Taipei is a bustling metropolis, often behaving like a living beast with its people like blood cells and its many towers and avenues growing like bones and muscles. And like any beast, it can be hard to befriend. Naturally, this is where bicycles come in handy. The city is easy to ride around despite how busy and bustling it is thanks to the hidden, quiet backstreets which make for a scenic ride. Traveling Taipei by bike couldn’t be easier. In fact, across the whole of Taiwan there are many popular cycle routes to enjoy, particularly along the coastlines.
One of your favourite ways to quickly get used to the backstreets and learn some fo the history of the city is with the immensely friendly Taipei Bike Tours. They offer several options, including their most popular morning tour (the one we went on), the night tour, or even the all-day tour for the truly brave. They also have the night market tour, which sounds wonderful because Taipei’s night markets are gorgeous, bustling and delicious places to explore.
We found this one of the best ways to get off-the-beaten-track in Taipei and also learn about the history and culture of many of the lesser-known areas of the city. Taiwan has so much to share and the passionate guides are happy to impart their knowledge.
If you’re looking for other fun things to get up to while in Taipei, check out this exciting list of fifty activities or thirty-four photos we took that will make you fall in love Taiwan. Exploring Taipei by bike was easily one of my favourite ways to see the city.
What’s in a Ride?
The bike tour begins with breakfast at a small off-the-beaten-path eatery, consisting of local omelettes, soy milk, dumplings, and fried bread. Once fuelled, you’re left to wander a morning market – a typical gathering place for the retired generation – where local people pick their fruits, fish, and vegetables for the week.

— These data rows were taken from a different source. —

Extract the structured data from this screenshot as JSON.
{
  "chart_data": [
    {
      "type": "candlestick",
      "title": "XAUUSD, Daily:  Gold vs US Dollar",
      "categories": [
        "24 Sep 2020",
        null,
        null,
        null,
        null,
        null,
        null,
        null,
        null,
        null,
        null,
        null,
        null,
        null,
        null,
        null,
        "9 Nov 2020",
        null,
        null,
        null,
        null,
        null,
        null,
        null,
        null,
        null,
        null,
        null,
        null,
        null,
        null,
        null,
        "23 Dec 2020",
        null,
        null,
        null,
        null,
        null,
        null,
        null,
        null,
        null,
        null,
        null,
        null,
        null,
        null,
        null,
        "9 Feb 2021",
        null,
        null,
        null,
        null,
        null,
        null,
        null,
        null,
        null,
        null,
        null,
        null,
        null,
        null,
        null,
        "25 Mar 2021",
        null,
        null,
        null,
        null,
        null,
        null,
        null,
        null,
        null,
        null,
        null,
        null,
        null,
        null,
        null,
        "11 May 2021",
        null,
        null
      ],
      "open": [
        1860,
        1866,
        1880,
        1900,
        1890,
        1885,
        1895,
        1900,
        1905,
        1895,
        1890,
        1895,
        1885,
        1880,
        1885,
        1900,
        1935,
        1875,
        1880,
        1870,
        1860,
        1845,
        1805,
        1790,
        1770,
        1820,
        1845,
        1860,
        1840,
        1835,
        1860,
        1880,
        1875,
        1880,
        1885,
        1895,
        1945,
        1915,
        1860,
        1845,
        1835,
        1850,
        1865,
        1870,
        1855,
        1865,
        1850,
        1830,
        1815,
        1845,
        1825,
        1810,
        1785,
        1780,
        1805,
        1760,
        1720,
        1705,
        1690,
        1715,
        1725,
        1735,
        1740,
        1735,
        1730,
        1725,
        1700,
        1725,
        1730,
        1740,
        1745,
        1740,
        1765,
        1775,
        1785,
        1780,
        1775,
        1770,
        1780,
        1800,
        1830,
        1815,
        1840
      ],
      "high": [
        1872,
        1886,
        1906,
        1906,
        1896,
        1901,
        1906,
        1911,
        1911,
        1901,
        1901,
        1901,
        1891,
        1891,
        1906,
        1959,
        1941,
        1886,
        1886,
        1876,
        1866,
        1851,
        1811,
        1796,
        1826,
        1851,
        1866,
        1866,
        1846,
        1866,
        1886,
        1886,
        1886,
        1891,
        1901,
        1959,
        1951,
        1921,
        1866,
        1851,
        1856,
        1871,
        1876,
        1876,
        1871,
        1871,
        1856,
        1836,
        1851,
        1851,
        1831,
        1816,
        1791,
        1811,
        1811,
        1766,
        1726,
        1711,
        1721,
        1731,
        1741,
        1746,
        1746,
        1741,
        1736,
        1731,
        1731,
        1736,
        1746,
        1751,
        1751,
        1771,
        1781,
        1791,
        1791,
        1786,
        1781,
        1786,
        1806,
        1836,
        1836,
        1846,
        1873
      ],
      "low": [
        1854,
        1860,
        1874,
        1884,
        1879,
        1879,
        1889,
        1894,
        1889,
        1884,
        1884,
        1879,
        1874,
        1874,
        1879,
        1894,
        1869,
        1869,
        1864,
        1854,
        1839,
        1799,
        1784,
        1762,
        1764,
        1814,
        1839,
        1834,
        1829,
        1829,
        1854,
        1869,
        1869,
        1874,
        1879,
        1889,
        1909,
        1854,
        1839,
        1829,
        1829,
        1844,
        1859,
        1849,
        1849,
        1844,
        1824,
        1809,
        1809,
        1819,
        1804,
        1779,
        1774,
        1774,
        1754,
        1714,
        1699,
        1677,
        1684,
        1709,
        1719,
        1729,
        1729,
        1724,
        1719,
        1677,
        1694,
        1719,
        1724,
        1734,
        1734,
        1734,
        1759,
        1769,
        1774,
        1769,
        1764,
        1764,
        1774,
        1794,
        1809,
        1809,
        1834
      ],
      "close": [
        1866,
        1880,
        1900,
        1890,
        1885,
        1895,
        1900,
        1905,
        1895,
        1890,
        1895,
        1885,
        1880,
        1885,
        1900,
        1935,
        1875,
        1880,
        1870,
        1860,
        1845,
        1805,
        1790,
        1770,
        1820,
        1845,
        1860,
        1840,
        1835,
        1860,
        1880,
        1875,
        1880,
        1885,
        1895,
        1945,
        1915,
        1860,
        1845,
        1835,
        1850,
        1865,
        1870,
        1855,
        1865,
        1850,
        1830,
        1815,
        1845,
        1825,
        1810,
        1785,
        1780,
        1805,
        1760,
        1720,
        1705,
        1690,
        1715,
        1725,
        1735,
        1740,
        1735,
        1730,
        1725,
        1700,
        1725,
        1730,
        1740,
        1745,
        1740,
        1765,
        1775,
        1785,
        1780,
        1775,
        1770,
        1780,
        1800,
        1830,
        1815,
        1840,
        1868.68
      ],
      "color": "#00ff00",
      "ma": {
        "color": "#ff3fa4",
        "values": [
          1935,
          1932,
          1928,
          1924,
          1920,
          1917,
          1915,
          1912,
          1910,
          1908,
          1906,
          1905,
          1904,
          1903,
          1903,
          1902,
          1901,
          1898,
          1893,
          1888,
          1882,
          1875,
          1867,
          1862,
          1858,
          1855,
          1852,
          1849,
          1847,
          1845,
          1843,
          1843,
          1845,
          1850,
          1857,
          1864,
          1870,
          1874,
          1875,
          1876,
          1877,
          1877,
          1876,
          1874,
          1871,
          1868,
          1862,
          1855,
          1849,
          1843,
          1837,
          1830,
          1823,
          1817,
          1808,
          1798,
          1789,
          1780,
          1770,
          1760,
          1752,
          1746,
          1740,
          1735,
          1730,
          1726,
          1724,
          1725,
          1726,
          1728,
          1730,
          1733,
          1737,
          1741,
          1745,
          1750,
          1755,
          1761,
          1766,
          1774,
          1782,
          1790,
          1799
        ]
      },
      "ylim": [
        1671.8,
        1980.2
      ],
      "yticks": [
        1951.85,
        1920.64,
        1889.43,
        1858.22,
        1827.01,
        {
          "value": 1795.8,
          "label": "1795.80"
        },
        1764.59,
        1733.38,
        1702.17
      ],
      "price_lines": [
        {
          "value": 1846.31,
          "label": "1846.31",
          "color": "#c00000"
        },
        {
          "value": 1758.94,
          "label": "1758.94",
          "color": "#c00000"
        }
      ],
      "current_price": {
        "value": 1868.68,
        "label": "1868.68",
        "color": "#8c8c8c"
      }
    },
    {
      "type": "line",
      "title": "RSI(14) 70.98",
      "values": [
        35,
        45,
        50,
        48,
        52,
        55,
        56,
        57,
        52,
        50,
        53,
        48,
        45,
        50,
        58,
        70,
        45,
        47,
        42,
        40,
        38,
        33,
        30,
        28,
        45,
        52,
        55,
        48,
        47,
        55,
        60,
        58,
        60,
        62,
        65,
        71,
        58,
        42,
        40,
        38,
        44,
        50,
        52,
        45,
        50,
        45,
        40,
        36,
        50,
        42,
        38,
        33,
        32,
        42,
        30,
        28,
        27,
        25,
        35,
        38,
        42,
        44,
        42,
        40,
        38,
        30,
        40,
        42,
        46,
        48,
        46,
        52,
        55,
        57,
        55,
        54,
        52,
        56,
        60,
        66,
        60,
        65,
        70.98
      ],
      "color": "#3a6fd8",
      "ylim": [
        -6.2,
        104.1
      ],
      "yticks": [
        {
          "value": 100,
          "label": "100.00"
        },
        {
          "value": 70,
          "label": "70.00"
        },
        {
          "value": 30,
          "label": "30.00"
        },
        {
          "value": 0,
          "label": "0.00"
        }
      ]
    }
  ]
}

This is the perfect way to get to know your tour guides and fellow travellers before heading out onto the busy streets.
The ride itself is stress-free. We were apprehensive at first, having moved from cycling Osaka (a very orderly and relaxed city) to cycling Taipei (far more frantic and compact). We feared the ride may involve a heavy amount of dodging trucks and zigzagging between old people, parked scooters, and a thousand other cyclists. This proved not to be the case at all, and the ride was refreshing and easy-going the whole day.
The tour is broken up by stops at many of Taipei’s most fascinating historical sites. One highlight being the city’s oldest street: DiHua Lu. Here you’re guided on foot through the food stalls and medicine stores, given a fascinating and engaging history lesson on the street, its architecture, the food offered, and the local laws regarding traditional Chinese medicine (our guides, Alex and Cheryl, were some of the most impassioned people we’ve ever met; more on that later).
So Much to Learn!
The bikes you tour the city with are provided by the local government and work the same way as London’s Boris Bikes (a name we do not condone). Here they are called U-Bikes, and are found on most street corners. They are painted orange and can be unlocked with an individual’s Easy Card (again, akin to London’s Oyster Cards). Even this was taught to us by our charming guides.
Rather unexpectedly, what proved to be the most engaging and entertaining part of the tour was the rapport we quickly built with our guides. We had faith that we were in good hands, would be looked after, and would learn a lot. But it went further than this: Alex, a young man from Texas with a broad knowledge of, and adoration for, Taiwanese history, culture, and politics, was passionately eager to share his knowledge with us; and we, eager to learn as much as possible.
If you are keen, as we were, to dig into the politics of Taiwan and China, then this tour will slake your lust for conversation in that area. Having lived in China – and read and written much on the subject – it was wonderful to chat politics and recent history with someone so knowledgeable. As you tour the government buildings, memorial sites, and historic streets, the conversation may inevitably turn time and again to history and politics. If this further kindles your interest in exploring Taiwan, then I cannot recommend this bike tour, and these fantastic guides, enough.